Why does doing large deletes, copies, moves on the ZFS NAS block all other IOs

performancesolariszfs

I've got a Solaris 11 ZFS-based NAS device with 12x1TB 7.2k rpm SATA drives in a mirrored configuration.

It provides 2 services from the same pool – an NFS server for a small VM farm and a CIFS server for a small team to host shared files. The cifs ZFS has dedup on, while the NFS ZFS filesystem has dedup off. Compression is off everywhere. I'm snapshotting each filesystem every day and keeping the last 14 snapshots.

I've run into a performance issue in cases where I'm either moving, copying or deleting a large amount of data while directly SSH'd into the NAS. Basically, the process seems to block all other IO operations, even to the point of VMs stalling because they receive disk timeouts.

I've a couple of theories as to why this should be the case, but would appreciate some insight into what I might do next.

Either:

1) the hardware isn't good enough. I'm not so convinced of this – the system is an HP X1600 (single Xeon CPU) with 30GB RAM. Although the drives are only 7.2k SATA, they should push a max of 80 IOPS each, which should give me more than enough. Happy to be proven wrong though.

2) I've configured it wrong – more than likely. Is it worth turning dedup off everywhere? I'm working under the assumption that RAM = good for dedup, hence giving it a reasonable splodge of RAM.

3) Solaris being stupid about scheduling IO. Is it possible that a local rm command completely blocks IO to the nfsd? If so, how do I change this?

Best Answer

Option #2 is most likely the reason. Dedup performs best when the dedup table (DDT) fits entirely in memory. If it doesn't, then it spills over onto disk, and DDT lookups that have to go to disk are very slow and that produces the blocking behavior.
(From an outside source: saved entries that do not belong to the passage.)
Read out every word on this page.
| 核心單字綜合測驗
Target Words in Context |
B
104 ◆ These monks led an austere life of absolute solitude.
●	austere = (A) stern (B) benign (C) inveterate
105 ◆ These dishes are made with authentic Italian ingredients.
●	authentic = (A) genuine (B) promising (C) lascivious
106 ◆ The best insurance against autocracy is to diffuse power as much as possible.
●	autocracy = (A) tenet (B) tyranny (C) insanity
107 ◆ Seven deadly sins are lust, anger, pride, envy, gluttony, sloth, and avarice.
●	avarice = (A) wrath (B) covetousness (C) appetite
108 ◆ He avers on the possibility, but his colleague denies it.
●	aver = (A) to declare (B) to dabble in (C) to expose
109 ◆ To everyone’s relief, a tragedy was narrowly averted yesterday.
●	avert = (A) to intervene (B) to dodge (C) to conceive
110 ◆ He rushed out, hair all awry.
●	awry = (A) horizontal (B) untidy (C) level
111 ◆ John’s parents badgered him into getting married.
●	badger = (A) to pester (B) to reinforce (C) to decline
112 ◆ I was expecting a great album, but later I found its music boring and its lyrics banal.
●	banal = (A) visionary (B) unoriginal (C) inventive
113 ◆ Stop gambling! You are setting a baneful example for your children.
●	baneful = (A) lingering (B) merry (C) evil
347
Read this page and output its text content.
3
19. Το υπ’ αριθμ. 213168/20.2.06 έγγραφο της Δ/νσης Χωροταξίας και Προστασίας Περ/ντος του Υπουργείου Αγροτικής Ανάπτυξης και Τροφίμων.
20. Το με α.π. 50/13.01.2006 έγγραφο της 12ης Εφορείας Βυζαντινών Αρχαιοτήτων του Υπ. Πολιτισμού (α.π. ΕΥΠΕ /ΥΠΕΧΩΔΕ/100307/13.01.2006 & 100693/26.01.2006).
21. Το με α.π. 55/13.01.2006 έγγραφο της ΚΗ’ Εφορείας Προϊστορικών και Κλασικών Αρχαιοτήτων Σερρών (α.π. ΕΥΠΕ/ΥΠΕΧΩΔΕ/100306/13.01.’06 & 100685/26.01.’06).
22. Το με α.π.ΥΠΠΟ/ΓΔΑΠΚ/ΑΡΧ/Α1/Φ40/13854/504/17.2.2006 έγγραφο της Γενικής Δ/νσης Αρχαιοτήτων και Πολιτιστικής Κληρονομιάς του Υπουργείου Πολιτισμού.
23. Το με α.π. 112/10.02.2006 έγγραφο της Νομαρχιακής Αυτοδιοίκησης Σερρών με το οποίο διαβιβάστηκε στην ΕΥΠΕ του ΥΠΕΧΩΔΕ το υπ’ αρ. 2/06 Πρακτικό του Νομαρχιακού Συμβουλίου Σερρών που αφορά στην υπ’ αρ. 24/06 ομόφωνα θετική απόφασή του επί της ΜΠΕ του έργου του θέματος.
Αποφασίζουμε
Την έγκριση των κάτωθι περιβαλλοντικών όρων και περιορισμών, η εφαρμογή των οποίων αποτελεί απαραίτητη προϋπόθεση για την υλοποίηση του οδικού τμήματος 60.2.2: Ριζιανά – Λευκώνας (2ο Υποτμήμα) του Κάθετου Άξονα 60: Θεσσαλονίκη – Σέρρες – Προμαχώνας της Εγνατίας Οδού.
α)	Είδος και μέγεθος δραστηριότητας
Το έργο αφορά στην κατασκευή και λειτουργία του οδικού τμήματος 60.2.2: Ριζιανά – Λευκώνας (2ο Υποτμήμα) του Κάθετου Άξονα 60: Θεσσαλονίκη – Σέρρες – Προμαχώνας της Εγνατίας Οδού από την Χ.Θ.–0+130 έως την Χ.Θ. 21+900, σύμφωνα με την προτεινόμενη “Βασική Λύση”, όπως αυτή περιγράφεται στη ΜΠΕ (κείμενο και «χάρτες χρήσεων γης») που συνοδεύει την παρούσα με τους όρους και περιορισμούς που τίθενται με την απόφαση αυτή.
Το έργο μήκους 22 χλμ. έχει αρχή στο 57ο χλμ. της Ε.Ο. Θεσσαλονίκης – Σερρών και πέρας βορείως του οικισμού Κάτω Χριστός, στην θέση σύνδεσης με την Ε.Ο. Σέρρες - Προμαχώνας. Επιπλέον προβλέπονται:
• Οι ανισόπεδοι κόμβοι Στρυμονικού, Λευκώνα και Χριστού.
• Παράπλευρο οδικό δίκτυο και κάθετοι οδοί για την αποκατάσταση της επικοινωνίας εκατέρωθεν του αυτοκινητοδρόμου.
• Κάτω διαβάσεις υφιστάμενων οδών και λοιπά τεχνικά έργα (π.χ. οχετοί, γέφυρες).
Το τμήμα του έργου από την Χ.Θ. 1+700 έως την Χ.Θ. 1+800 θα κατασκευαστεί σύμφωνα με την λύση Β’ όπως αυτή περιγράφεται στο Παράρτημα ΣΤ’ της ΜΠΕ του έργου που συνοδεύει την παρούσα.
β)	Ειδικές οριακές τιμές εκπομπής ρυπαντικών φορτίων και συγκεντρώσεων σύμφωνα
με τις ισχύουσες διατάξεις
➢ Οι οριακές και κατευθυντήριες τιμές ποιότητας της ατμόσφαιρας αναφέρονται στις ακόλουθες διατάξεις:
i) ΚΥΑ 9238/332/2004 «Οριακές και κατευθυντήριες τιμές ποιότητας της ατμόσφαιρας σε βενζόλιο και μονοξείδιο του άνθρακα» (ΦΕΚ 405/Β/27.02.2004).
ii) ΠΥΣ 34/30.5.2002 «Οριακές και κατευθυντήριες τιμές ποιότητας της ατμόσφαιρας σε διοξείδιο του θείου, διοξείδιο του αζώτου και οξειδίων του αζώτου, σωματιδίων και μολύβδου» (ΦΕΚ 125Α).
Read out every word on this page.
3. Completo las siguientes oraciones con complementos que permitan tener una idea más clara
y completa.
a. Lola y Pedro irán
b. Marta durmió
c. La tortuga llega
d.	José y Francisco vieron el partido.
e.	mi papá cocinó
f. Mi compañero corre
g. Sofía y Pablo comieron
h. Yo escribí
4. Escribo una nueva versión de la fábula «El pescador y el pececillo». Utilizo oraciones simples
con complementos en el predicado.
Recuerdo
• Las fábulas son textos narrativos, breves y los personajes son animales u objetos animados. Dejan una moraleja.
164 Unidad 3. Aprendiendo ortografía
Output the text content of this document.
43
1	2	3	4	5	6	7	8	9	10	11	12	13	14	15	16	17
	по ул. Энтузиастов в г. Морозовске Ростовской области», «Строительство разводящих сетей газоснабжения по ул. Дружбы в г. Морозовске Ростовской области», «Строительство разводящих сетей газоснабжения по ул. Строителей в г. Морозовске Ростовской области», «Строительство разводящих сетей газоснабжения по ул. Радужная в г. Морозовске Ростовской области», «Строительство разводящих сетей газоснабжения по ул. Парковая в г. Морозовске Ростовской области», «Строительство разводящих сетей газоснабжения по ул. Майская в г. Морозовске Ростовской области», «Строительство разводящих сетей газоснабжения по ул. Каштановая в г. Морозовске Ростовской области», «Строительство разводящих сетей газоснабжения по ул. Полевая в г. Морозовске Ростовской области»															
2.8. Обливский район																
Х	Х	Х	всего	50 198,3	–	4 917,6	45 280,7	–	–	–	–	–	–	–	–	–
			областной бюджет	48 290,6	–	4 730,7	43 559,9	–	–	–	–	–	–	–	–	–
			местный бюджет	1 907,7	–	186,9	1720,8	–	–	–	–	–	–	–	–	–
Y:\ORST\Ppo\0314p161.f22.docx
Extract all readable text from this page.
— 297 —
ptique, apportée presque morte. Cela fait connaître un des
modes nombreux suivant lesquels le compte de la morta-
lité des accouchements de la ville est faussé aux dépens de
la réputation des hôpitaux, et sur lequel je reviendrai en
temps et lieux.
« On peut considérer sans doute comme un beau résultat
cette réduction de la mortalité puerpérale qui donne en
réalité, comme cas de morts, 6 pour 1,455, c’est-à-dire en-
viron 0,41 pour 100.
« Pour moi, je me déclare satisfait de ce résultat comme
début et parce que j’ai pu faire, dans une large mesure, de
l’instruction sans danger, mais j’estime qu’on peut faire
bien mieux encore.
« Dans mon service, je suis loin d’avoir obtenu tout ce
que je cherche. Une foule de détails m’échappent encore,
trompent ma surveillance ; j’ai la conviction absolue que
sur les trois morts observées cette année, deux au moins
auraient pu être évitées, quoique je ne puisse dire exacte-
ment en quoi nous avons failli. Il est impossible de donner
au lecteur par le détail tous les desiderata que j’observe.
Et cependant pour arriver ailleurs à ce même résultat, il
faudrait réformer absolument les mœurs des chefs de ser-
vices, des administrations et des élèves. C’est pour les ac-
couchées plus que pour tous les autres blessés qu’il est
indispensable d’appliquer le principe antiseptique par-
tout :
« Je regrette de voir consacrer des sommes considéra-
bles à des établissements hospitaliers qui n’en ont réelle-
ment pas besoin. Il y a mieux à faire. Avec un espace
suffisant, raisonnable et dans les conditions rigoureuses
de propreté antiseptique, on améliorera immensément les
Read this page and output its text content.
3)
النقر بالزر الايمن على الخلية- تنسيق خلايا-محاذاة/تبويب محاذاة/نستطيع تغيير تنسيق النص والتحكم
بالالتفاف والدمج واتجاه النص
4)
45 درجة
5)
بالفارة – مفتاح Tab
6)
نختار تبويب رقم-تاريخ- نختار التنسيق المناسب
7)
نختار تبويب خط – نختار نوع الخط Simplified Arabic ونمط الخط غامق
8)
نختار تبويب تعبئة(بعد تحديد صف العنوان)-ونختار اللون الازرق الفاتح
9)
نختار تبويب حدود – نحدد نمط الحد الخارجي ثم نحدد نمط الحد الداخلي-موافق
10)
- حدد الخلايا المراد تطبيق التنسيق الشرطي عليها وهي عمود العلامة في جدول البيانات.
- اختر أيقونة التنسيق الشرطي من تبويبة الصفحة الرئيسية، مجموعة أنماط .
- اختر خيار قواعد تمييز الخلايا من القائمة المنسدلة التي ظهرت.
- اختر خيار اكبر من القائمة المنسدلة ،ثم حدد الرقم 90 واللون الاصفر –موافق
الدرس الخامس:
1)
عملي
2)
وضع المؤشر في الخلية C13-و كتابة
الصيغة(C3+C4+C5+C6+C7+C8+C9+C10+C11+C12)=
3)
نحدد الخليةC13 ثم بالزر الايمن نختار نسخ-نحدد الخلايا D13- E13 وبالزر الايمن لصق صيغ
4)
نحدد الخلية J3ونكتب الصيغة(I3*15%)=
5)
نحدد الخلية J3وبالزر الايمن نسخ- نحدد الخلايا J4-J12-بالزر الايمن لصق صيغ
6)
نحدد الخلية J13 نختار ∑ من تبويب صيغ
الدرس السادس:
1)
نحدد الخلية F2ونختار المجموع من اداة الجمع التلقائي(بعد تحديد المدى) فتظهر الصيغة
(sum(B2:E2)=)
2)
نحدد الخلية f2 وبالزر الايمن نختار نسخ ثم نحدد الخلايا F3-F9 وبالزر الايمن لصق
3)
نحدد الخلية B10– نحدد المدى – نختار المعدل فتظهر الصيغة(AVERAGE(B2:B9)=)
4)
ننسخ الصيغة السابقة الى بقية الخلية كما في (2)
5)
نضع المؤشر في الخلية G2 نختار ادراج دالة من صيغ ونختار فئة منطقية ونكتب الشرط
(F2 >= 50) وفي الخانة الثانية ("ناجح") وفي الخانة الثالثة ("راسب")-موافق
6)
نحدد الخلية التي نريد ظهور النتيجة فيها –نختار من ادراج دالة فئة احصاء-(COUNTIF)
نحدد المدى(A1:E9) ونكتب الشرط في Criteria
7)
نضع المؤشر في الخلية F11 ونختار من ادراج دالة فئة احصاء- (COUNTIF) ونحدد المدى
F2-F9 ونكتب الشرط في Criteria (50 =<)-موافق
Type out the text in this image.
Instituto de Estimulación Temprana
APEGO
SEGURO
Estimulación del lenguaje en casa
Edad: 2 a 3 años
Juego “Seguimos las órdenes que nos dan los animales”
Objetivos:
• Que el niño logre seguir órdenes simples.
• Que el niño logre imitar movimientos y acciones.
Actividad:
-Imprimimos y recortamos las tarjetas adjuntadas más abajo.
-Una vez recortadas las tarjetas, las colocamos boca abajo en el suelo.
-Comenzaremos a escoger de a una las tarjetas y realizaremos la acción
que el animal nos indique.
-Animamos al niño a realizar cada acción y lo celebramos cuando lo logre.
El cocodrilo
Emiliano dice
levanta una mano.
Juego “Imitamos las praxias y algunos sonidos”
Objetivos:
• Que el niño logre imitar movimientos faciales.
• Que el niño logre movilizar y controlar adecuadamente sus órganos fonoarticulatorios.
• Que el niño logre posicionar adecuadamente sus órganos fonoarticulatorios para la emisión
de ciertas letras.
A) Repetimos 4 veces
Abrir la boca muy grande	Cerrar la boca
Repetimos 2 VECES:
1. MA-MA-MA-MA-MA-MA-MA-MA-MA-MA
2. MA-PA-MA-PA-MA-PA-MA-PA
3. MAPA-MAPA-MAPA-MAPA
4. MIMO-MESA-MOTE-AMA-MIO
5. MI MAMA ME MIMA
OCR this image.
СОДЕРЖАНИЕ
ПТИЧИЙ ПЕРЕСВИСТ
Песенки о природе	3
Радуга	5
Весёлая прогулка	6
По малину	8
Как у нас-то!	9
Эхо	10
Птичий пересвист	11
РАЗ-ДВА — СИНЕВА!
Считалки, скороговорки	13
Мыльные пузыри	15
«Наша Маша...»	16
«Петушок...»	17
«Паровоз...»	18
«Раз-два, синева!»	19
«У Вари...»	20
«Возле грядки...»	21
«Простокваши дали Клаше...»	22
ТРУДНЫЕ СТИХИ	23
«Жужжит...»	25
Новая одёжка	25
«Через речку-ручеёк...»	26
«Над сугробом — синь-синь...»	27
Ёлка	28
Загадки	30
I would think that 30G of RAM is plenty, but the size of the DDT is directly dependent on the amount of data being deduped and how well dedup works on your data. The dedup property is set at the dataset level, but lookups are done across the entire pool, so there is just one pool-wide DDT.

See this zfs-discuss thread on calculating the DDT size. Essentially it's one DDT entry per unique block on the pool, so if you have a large amount of data but a low dedup ratio, that means more unique blocks and thus a larger DDT. The system tries to keep the DDT in RAM, but some of it may be evicted if the memory is needed for applications. Having L2ARC cache can help prevent the DDT from going to the main pool disks, as it will be evicted from main memory (ARC) into L2ARC.